Planter Evaluation – Now is the time

August 6, 2021

Over the last few years, interest in “yield improving” row crop planter modifications, add-ons, and technologies have been topics of discussion for growers. While there is benefit from various technologies in specific row crops, the jury is still out on every technology and new product contributing to yield (and profit) in every crop grown in South Carolina and throughout the Southeast.

As with any piece of farm equipment, maintenance is important to ensure that the equipment is working correctly and doing the best job that it can do. Planter maintenance is often something that may be overlooked, but in reality is actually quite important. In crops like corn, uniform emergence and stand establishment have shown to increase yield (up to 10-15%) compared to areas where plants do not emerge uniformly. Various components on row crop planter do wear out over time, like double-disk openers, parallel arm bushings, t-handles, and seed meter components, so attention to these components is important. Precision Planting has put together a series of videos that do a great job of explaining various planter components and the impact they can have on yield. The link to their videos is here.

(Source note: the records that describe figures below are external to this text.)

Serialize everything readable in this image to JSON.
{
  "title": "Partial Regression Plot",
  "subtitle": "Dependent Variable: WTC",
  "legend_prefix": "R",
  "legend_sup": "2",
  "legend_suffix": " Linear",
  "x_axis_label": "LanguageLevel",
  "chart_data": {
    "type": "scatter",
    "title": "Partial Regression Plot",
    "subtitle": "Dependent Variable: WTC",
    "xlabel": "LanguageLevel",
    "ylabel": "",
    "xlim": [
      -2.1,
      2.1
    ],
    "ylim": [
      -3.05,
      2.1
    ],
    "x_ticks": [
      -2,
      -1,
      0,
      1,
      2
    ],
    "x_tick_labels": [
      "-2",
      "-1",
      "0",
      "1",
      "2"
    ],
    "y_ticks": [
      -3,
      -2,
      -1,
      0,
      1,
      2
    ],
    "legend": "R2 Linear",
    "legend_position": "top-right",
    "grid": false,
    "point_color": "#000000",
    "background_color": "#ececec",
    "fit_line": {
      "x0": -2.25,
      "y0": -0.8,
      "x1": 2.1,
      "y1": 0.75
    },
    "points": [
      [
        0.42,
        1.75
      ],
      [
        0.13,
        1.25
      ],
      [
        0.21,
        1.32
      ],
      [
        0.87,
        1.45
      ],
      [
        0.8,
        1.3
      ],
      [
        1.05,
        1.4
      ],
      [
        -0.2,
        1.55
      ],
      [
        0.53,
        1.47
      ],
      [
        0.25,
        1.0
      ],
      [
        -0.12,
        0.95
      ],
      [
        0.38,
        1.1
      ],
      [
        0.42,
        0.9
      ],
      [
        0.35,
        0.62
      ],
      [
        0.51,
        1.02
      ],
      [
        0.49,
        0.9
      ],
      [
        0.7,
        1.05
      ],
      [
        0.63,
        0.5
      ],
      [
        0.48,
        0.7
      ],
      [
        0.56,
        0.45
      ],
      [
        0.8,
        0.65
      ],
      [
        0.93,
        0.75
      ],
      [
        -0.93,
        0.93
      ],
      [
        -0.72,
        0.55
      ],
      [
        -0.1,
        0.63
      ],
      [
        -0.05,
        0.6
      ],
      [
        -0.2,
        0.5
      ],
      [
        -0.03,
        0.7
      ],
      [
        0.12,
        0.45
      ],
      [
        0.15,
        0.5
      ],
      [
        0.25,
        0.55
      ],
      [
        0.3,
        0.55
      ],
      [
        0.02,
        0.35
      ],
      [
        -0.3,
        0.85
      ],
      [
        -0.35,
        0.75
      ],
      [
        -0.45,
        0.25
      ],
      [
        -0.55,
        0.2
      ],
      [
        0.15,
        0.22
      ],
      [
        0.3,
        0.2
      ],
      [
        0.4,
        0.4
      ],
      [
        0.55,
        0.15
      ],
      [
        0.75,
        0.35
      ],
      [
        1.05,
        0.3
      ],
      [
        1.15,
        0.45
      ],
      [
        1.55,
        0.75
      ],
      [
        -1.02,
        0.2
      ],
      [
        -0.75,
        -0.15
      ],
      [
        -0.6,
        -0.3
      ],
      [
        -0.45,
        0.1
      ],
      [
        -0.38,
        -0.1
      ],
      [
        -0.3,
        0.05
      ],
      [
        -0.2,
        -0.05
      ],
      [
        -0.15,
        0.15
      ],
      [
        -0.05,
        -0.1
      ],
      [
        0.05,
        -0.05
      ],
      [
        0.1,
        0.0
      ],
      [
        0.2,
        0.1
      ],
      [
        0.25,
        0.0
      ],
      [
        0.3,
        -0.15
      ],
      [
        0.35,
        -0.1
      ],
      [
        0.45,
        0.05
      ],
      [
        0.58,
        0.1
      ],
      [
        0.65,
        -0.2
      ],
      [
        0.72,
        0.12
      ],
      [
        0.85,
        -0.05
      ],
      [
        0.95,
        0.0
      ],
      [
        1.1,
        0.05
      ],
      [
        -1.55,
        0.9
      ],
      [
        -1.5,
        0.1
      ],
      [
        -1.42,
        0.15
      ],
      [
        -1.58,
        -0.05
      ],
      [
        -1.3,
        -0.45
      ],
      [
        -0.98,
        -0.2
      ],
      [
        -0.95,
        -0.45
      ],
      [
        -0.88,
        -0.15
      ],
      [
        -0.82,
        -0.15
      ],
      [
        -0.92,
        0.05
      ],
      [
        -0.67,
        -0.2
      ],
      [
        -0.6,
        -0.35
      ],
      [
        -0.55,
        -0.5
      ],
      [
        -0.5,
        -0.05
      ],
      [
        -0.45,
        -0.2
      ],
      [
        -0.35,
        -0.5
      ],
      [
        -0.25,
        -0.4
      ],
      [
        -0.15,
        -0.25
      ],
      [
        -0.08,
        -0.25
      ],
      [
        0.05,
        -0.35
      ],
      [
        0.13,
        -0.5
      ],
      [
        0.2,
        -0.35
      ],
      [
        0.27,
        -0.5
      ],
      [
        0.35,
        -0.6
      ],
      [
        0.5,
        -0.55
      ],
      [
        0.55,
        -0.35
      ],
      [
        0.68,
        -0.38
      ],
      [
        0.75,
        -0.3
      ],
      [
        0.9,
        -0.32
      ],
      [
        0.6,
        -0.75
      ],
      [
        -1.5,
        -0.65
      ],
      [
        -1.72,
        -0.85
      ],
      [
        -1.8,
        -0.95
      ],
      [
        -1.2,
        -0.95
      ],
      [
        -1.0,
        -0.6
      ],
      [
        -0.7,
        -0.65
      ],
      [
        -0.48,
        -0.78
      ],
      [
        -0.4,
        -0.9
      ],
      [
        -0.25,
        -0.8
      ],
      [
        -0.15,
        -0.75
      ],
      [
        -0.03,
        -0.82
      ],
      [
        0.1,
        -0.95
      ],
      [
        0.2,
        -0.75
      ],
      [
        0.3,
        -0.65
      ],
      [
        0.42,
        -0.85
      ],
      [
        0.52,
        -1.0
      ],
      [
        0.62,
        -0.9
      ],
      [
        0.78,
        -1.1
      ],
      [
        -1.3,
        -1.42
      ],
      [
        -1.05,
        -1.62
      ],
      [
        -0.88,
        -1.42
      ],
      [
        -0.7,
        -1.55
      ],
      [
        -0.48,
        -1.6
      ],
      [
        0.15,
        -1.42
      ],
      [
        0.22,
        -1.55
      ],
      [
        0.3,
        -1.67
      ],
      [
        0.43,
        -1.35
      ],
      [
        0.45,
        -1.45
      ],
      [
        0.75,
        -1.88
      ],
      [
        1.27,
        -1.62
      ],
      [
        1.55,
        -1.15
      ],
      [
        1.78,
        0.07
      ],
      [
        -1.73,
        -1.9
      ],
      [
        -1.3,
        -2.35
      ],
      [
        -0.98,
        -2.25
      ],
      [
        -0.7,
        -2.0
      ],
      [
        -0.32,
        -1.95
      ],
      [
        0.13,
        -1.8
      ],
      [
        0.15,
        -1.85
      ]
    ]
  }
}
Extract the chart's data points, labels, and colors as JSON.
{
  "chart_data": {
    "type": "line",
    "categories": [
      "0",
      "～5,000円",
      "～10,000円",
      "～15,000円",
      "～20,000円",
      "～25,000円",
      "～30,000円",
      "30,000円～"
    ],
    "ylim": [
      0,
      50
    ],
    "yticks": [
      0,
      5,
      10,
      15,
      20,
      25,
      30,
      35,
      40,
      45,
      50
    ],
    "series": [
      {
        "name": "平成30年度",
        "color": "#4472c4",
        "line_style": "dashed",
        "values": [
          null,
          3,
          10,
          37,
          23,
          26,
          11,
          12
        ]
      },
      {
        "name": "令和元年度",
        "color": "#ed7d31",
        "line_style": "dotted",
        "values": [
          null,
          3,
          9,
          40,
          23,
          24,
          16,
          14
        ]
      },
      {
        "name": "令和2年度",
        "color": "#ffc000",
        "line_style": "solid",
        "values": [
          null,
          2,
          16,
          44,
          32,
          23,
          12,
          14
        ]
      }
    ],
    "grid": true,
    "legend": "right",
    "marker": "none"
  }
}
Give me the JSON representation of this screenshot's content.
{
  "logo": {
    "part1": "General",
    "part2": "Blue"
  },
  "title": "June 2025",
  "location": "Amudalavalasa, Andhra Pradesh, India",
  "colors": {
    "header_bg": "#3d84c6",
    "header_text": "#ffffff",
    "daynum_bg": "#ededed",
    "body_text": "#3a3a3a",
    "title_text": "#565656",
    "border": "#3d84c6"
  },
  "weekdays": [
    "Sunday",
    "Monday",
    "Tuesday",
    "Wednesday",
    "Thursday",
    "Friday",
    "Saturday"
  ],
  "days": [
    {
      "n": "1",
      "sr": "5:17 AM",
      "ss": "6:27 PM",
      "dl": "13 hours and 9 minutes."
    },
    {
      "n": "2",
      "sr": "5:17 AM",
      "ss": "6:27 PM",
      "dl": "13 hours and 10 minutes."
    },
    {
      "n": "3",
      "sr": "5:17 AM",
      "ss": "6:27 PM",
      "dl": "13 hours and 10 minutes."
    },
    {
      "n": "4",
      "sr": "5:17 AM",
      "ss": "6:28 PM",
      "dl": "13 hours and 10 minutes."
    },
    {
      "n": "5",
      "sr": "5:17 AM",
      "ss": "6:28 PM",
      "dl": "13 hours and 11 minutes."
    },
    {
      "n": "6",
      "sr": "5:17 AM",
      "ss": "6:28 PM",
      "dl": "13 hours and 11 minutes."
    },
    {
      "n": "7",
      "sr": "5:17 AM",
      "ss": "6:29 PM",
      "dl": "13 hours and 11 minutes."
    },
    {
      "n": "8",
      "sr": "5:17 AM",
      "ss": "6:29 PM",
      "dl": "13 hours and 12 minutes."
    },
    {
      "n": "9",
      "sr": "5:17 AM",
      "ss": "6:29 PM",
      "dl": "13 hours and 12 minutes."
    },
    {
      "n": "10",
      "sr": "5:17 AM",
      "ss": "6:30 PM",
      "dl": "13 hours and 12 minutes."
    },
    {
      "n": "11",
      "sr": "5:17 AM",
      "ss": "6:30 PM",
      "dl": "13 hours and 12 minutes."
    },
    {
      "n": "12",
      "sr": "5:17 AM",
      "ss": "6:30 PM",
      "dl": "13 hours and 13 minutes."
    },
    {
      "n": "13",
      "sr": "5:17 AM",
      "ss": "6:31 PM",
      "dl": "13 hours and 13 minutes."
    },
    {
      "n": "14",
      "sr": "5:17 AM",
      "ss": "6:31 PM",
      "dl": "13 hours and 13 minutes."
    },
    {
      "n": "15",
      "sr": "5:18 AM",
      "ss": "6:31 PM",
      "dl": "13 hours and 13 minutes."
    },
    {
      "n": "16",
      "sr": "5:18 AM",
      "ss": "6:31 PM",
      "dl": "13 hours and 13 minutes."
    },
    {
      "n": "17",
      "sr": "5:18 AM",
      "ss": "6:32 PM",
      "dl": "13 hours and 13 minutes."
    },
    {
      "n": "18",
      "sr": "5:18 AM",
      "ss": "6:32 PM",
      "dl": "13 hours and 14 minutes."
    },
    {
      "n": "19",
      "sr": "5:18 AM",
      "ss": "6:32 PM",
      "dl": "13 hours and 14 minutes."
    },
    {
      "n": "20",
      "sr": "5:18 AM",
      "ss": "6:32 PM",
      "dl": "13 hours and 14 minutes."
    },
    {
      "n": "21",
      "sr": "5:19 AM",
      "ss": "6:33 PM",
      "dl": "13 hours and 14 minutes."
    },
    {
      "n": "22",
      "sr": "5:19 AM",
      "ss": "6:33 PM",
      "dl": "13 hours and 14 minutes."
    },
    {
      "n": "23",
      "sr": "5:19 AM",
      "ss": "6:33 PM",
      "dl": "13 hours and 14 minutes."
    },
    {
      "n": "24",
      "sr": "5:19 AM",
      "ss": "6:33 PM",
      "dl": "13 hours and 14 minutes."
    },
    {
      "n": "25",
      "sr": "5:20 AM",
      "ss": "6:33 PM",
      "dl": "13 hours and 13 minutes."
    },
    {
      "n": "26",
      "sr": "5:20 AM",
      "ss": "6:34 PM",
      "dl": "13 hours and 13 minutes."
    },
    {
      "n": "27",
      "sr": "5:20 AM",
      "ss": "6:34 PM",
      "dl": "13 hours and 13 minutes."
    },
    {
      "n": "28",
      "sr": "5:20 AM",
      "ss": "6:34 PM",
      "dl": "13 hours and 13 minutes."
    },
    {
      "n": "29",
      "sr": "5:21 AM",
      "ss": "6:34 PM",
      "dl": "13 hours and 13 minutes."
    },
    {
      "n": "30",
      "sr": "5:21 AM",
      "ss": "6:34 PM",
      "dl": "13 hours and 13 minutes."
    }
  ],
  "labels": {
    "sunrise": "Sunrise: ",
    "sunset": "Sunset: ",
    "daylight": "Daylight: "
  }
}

As we progress through the growing season and begin harvesting corn, now is a great time to evaluate planter performance on a row-to-row basis through yield. The easiest way to determine variability of yield across the planter is to go out to the field and pull ears from each row of a specific planter pass. Keeping the ears separated by row, shell the ears, and weigh the kernels. By having the grain weight from each row, row-to-row comparisons can be made to determine if a single row unit or group of row units are consistently low yielding. If a low yielding row is detected, further inspection of the planter, 2X2 system, or fertilizer applicator (if using liquid) can result in some sort of issue being discovered and can be fixed before next planting season.

If ears are going to be pulled from rows in the field, the easiest way to complete this would be to measure off 1/1000 of an acre per row and pull all of the ears in that section of row. After you hand shell the corn from each section of row simply dividing the kernel weight by 56 lbs/bushel and then multiplying by 1000 would result in the bushels/acre from each section of row. The picture below lists the number of row-feet needed to equal 1/1000th of an acre depending on your row spacing. A count of plants within the 1/1000th acre of row will also reveal seed meter performance and whether or not target seed rates were met.